The study has taken its sample from the National Health and Nutrition Examination Survey about over 14000 individuals from 2017 to 2020. The sample was filtered based on gender, race, and age groups. More specifically, the study included only respondents aged 20 to 29 and classified them based on race and gender; the groups were: non-Hispanic White male, non-Hispanic White female, non-Hispanic Black male, and non-Hispanic Black female, respectively.  
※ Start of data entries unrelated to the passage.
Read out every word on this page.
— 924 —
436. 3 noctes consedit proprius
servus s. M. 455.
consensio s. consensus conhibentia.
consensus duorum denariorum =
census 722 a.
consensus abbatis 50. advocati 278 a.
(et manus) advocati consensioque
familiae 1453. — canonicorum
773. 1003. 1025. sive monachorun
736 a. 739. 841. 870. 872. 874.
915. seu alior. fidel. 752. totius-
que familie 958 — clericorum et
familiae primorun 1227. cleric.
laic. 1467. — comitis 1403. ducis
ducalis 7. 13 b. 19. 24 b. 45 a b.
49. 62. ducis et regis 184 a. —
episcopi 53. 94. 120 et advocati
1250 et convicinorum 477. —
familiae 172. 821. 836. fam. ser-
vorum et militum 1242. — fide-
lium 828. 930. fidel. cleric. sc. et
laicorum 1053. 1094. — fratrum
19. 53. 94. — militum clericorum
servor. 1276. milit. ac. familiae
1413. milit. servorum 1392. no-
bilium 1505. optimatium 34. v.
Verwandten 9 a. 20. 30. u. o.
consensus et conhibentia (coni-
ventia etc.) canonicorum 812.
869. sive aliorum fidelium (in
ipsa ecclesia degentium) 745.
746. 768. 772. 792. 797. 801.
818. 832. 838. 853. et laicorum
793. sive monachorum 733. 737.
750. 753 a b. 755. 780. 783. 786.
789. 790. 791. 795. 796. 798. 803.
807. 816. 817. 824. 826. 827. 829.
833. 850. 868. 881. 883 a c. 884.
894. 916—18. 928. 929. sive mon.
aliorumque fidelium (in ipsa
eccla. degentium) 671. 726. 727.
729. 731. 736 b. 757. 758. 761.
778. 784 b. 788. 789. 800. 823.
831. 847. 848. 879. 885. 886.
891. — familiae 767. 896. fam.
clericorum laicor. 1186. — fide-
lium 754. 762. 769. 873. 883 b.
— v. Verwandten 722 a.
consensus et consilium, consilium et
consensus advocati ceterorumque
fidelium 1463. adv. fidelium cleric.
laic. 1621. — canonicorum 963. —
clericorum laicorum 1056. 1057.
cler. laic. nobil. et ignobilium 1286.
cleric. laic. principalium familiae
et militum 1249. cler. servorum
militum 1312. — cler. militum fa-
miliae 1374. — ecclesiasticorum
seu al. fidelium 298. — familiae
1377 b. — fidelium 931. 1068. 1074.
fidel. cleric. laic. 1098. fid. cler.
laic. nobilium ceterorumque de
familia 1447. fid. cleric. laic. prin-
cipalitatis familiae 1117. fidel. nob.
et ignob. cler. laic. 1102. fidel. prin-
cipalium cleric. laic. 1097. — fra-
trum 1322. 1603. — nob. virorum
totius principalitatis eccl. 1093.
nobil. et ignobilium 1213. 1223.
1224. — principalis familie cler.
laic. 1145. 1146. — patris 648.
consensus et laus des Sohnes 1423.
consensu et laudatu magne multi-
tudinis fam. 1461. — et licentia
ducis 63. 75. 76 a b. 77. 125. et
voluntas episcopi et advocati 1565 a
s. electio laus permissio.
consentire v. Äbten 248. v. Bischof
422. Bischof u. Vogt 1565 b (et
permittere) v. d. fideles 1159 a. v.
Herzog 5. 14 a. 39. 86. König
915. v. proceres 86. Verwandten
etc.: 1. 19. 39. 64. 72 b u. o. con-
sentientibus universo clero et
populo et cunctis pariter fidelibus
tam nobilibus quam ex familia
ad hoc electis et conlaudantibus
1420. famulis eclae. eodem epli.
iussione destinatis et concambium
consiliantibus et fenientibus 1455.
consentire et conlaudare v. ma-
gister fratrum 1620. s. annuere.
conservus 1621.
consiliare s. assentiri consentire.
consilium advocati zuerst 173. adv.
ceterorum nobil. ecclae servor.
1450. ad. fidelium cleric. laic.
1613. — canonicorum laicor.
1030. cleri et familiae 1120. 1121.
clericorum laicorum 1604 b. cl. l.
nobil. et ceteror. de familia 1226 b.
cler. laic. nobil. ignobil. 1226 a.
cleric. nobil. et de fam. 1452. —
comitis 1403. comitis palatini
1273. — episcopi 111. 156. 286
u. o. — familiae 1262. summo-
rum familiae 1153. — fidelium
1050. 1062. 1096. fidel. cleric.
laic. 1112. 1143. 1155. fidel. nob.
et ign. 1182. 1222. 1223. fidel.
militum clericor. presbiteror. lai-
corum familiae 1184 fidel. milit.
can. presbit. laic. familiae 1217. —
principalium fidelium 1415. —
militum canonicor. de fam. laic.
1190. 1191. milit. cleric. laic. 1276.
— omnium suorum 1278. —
The study used a linear regression model to assess the correlation between BMI and income-to-poverty ratio for the filtered sample. It has been found out that apart from the non-Hispanic Black male cohort, which showed that the population slope relating BMI to income level is positive using a 95 percent confidence level, the population slope of the rest of the three cohorts can be either positive, negative, or zero (i.e., a linear relationship between BMI and income does not exist). Furthermore, a hypothesis testing with a significance level of 5 percent was utilized along with the confidence interval to corroborate that no sufficient evidence suggests the population regression line for these cohorts to be non-zero. 

The study finds its major limitations to be that there are confounding variables affecting the establishment of validity of this experiment. Besides gender, race, and age groups, other variables that influence BMI include one’s residential area, occupation, daily habits and customs, etc. These factors should also be taken into account to avoid confounding with the independent variable. Additionally, the linear regression model performed in this study is not so effective as indicated by the error metrics and relative indexes. However, it is unsure of whether the inefficacy of this model is due to the nature of the incompatibility of the model with the topic of analysis or because of the failure of removing confounding variables. Therefore, while future relevant studies should try out different models, they should also delve further into the linear regression model while ensuring that confounding is minimized to reassess its validity. 

References

  1. Pi-Sunyer X 2009 The medical risks of obesity. Postgraduate Medicine, 121(6), 21-33.
  2. Kelly T, et al. 2008 Global burden of obesity in 2005 and projections to 2030. International Journal of Obesity, 32(9), 1431-1437.
  3. Safaei M, Sundararajan E A, Driss M, Boulila W and Shapi A 2021 A systematic literature review on obesity: Understanding the causes & Consequences of obesity and reviewing various machine learning approaches used to predict obesity. Computers in Biology and Medicine, 136.
  4. Hu L, et al. (2017). Prevalence of overweight, obesity, abdominal obesity and obesity-related risk factors in southern China. PLOS ONE, 12(9).
  5. Chooi Y C, Ding C and Magkos F 2019 The epidemiology of obesity. Metabolism, 92, 6-10.
  6. Westbury S, Oyebode O, Rens T V and Barber T M 2023 Obesity Stigma: Causes, Consequences, and Potential Solutions. Current Obesity Reports, 12, 10-23.
  7. Nuttall F Q 2015 Body Mass Index Obesity, BMI, and Health: A Critical Review. Nutrition Today, 50(3), 117-128.
  8. Lin X and Li H 2021 Obesity: Epidemiology, Pathophysiology, and Therapeutics. Frontiers in Endocrinology, 12.
  9. Mahmoud R, Kimonis V and Butler M G 2022 Genetics of Obesity in Humans: A Clinical Review. International Journal of Molecular Science, 23(19).
  10. Mathieu-Bolh N 2022 The elusive link between income and obesity. Journal of Economic Surveys, 36(4), 935-968.
  11. Kim T J and Knesebeck O D 2017 Income and obesity: what is the direction of the relationship? A systematic review and meta-analysis. BMJ Open, 8(1).
  12. Bruce M A, et al. 2007 One size fits all? Race, gender and body mass index among U.S. adults. Journal of the National Medical Association, 99(10), 1152-1158. 
  13. Colby S L and Ortman J M 2015 Projections of the Size and Composition of the U.S. Population: 2014 to 2060. US Cencus Bureau.
  14. Levine J A 2011 Poverty and obesity in the U.S. Diabetes, 60(11), 2667-2668.